Merja Oja, Jaakko Peltonen, Jonas Blomberg, and Samuel Kaski. Estimating human endogenous retrovirus activities in various tissues with a hidden Markov mixture model. Poster in Intelligent Systems for Molecular Biology & European Conference on Computational Biology 2007 (ISMB/ECCB). Vienna, Austria, July 21-25, 2007.

Human endogenous retroviruses (HERVs) are remnants of ancient retrovirus infections and now reside within the human DNA. HERVs are interesting for two reasons: they can express viral genes in human tissues, and their presence in the genome may affect the function of nearby human genes.

In this work we analyze the expressions of individual HERVs in several human tissues. Earlier, we studied the overall activity of individual HERVs [1]. Almost all previous studies on HERV expression report activities only for groups of HERVs.

To find evidence of HERV expression, we use the expressed sequence tags (ESTs). The amount of ESTs available from a particular HERV gives evidence of its activity. However, the noise level in ESTs is larger than the sequence differences within a HERV group, so it may be hard to determine exactly which HERV an EST stems from. We use a hidden Markov mixture model [1] to handle the uncertainty in the EST to HERV matching. The model learns the relative activities of the HERVs from EST sequence data.

We study the expressions of HML2 HERVs in various tissues. The HERVs were automatically detected from the human genome and ESTs matching the HERVs were searched from the dbEST with BLAST. We used eVoc ontologies to divide the ESTs to tissue specific sets. The HMM model was learned separately for each tissue.

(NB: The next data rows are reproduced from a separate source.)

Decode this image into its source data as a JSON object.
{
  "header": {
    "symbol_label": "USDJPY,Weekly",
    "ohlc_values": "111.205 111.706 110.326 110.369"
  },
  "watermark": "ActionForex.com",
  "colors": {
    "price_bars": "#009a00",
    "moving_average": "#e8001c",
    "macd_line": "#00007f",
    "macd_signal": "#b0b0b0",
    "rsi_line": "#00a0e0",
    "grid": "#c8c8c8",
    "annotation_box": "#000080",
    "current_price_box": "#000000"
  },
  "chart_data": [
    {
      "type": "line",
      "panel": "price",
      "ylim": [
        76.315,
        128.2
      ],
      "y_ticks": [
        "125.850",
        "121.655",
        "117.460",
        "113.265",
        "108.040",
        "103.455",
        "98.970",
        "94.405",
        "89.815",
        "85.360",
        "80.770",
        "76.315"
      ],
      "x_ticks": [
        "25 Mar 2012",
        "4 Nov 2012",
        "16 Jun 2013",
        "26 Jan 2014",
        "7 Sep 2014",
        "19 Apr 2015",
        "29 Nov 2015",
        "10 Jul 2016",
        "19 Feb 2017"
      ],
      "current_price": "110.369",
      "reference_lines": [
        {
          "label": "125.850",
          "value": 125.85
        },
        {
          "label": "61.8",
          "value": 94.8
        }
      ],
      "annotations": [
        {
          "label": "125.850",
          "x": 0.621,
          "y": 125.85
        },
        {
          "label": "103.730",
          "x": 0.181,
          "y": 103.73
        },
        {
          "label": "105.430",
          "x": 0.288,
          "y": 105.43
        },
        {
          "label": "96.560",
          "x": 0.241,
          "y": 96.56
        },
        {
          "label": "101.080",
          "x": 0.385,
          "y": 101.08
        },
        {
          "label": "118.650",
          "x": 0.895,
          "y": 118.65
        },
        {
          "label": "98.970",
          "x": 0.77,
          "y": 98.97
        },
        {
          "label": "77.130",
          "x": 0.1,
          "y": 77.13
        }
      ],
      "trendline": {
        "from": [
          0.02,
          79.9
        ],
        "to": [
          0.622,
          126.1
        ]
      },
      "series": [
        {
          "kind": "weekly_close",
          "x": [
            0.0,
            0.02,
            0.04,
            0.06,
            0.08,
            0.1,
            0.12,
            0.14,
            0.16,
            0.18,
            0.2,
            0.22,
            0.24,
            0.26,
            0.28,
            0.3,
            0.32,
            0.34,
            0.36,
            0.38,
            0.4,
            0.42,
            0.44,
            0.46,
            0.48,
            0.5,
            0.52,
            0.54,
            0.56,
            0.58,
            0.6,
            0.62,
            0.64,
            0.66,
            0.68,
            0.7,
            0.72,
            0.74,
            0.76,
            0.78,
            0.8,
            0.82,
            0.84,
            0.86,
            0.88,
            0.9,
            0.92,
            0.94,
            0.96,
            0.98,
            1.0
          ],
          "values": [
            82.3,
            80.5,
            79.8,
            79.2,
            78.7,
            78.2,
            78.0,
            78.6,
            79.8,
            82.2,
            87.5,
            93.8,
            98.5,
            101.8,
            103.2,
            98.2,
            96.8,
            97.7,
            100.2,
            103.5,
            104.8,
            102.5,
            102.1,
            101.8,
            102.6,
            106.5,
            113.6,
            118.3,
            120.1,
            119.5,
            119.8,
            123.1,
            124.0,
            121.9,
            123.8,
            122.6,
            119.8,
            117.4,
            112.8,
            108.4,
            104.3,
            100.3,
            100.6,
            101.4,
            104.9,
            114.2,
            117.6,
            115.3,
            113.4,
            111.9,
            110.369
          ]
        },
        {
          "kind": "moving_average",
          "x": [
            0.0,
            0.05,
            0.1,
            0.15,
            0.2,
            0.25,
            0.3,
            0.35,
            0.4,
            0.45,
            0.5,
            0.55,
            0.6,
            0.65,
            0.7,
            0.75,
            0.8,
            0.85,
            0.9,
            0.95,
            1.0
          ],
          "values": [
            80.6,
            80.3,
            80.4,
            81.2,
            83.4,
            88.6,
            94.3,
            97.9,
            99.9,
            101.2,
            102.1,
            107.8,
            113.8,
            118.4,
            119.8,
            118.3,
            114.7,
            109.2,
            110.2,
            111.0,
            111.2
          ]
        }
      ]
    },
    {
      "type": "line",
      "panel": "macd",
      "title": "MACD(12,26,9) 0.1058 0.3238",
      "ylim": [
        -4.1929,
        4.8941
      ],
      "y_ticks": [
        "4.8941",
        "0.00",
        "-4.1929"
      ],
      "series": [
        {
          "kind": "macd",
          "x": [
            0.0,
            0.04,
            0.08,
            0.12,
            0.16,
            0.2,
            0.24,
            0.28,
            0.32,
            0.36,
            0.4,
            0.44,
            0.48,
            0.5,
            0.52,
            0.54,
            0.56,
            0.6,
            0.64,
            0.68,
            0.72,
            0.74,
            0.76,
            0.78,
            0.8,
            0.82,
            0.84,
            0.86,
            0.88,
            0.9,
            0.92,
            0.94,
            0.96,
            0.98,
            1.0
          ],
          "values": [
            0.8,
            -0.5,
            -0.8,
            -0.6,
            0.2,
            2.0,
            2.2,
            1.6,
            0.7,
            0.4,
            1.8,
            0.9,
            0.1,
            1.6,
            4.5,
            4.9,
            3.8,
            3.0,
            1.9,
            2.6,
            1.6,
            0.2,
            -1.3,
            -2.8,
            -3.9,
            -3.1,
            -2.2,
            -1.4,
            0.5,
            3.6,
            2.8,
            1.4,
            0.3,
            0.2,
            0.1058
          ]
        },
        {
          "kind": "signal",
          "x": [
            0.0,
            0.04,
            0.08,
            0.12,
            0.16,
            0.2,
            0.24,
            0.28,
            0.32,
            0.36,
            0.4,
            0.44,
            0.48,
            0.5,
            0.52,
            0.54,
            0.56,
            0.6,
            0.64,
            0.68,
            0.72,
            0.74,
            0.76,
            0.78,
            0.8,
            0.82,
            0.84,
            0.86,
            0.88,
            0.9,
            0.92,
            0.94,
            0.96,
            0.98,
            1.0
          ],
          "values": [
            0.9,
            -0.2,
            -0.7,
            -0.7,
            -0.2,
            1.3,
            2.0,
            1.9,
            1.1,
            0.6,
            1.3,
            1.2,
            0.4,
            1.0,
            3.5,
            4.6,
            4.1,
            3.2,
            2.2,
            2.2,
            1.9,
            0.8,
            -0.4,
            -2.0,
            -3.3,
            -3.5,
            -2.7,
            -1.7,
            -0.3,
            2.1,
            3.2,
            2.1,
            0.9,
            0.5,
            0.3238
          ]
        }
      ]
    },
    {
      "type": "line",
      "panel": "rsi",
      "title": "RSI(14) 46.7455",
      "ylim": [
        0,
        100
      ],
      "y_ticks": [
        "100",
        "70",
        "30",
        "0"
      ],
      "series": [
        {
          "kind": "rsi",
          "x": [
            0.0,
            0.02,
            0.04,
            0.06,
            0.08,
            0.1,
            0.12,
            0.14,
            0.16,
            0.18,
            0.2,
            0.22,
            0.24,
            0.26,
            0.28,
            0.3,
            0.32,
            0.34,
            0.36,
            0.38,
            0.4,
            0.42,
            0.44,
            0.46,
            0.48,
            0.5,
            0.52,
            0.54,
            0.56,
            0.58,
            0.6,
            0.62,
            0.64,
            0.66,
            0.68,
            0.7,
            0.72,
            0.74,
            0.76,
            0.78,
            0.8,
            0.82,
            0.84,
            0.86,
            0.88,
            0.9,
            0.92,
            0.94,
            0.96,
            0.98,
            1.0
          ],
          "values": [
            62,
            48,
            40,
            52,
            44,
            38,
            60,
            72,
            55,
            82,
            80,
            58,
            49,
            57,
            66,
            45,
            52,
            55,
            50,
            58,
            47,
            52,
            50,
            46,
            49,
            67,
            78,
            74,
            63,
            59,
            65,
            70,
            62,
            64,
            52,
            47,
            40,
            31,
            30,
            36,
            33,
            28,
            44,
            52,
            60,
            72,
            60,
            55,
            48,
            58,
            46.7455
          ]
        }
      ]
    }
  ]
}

Our method finds relative activities of the HERVs in each tissue. There are several HERV sequences that exhibit tissue-specific expression. The expression patterns of these HERVs can later be verified with laboratory methods; by contrast, exhaustive search of active individual HERVs with laboratory methods would be too expensive.

[1] Merja Oja, Jaakko Peltonen, Jonas Blomberg and Samuel Kaski, Methods for estimating human endogenous retrovirus activities from EST databases, BMC Bioinformatics 2007, 8(Suppl 2):S11.